坑道での事故や、けんかで命を落とす者も少なくない。金を売った稼ぎを奪われ、殺されて坑内に置き去られる鉱山労働者もいる。女性や少女が殺されることもある。人身売買業者にだまされて、ペルーやボリビアの都市から連れてこられた女性たちが、身分証明書を取り上げられ、ラ・リンコナダの薄汚い酒場や売春宿で働かされているのもよく目にする。
アナネア山では複数の小さな会社が鉱区をもっていて、そのうちの一社は450人ほどの協同組合のメンバーに鉱区を割り当て、運営を委託している。
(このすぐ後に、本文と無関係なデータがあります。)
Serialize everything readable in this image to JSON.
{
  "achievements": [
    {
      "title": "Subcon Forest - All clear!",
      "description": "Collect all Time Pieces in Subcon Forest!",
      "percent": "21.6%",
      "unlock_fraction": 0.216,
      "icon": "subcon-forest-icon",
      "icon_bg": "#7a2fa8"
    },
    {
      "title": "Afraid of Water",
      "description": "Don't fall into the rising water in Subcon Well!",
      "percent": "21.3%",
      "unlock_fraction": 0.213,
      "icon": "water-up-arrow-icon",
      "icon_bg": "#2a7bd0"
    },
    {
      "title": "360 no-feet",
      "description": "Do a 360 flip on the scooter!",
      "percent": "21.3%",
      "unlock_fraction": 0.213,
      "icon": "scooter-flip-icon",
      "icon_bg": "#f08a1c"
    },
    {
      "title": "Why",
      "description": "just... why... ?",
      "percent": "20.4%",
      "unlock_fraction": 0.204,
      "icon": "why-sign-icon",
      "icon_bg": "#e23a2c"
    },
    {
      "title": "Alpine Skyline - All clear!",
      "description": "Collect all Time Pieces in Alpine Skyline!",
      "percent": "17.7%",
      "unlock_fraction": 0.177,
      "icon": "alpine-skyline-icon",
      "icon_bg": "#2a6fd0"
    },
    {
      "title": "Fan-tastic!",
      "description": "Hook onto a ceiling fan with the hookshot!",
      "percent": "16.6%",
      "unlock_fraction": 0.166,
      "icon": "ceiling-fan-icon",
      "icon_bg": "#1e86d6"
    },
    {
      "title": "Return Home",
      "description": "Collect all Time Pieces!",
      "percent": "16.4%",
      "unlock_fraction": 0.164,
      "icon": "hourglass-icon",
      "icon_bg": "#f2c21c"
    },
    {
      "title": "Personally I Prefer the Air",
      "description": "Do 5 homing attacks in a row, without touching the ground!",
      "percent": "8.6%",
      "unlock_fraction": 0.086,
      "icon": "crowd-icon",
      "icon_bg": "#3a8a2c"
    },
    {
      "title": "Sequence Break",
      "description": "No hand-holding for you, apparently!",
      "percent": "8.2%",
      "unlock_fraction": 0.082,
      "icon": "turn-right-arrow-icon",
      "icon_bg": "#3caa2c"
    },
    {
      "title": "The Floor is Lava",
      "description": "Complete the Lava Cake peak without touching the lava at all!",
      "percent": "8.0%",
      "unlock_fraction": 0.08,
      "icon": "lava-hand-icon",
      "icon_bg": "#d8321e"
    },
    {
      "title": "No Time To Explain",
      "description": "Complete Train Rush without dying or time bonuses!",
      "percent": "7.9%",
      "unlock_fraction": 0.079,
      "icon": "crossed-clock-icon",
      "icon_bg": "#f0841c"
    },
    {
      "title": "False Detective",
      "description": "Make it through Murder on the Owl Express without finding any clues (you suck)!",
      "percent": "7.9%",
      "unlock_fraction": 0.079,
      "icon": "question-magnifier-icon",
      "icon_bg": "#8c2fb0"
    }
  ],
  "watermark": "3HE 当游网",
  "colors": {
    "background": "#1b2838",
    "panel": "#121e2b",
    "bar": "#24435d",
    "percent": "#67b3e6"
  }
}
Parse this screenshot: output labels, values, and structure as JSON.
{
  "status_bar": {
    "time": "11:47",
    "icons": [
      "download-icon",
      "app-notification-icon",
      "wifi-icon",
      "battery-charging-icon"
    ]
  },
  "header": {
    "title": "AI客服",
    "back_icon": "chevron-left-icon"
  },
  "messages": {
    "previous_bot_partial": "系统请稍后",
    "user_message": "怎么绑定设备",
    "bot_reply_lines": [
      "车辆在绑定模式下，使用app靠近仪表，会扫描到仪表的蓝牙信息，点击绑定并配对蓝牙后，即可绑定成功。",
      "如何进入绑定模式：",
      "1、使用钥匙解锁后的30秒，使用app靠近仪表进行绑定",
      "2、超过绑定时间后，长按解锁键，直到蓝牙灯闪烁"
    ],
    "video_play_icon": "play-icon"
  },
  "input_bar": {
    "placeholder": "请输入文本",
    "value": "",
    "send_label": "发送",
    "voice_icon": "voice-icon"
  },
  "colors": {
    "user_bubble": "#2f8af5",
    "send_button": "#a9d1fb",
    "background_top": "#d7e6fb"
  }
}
こうした委託運営されている鉱区は、労働条件や安全、環境の面で政府が設けた基準を満たしていないため、「非公式」とされている。しかし、高い基準の順守を目指す政府のプログラムに登録することを条件に、採掘が許されているのだ。
こうしてラ・リンコナダで労働者の健康がむしばまれ、アンデスの土地が汚染されているのをよそに、米国やスイスをはじめとする国々のバイヤーや精錬業者は、ラ・リンコナダの金を買い求め、加工し、金塊や宝飾品に変えている。そうなってしまえば、ペルーの無法状態の鉱山で採れた金だという印は何も残らない。
ペルーの人類学者ビクトル・ウーゴ・パチャスは、自国をはじめとする南米の国々における無秩序な金の採掘について調査している。「アンデスでは昔から、ラ・リンコナダのような小規模な鉱山での採掘が副業として行われていました。農業や牧畜で暮らしを立てている人々が収入を少しでも増やそうと、金鉱で働くこともよくあったのです」とパチャスが説明してくれた。こうした慣行はラ・リンコナダがあるプーノ県で少なくとも19世紀初頭から行われていたという。
非公式の鉱山を運営する請負業者は、町には住まず、日々の操業を信頼できる監督に一任していることも多い。その監督の下、労働者たちはダイナマイトと空気ドリルという前近代的な手段で鉱石を掘っていく。その後、小さな処理工場で鉱石を砕き、水銀やシアン化物と混ぜて金を抽出する。こうした金は中間業者の手で売買され、輸出されたりする。
労働契約はたいてい口約束で結ばれる。監督は、採掘する金の鉱脈に応じて1週間から数カ月間の取り決めで労働者を集める。彼らは食料と寝床を与えられるが、手当や賃金はなしだ。その代わり、「カチョレオ」というシステムが採られていて、月に1日か2日、その日に掘った鉱石を自分のものにできる。この日に何も見つからなければ、1カ月ただで働いたことになる。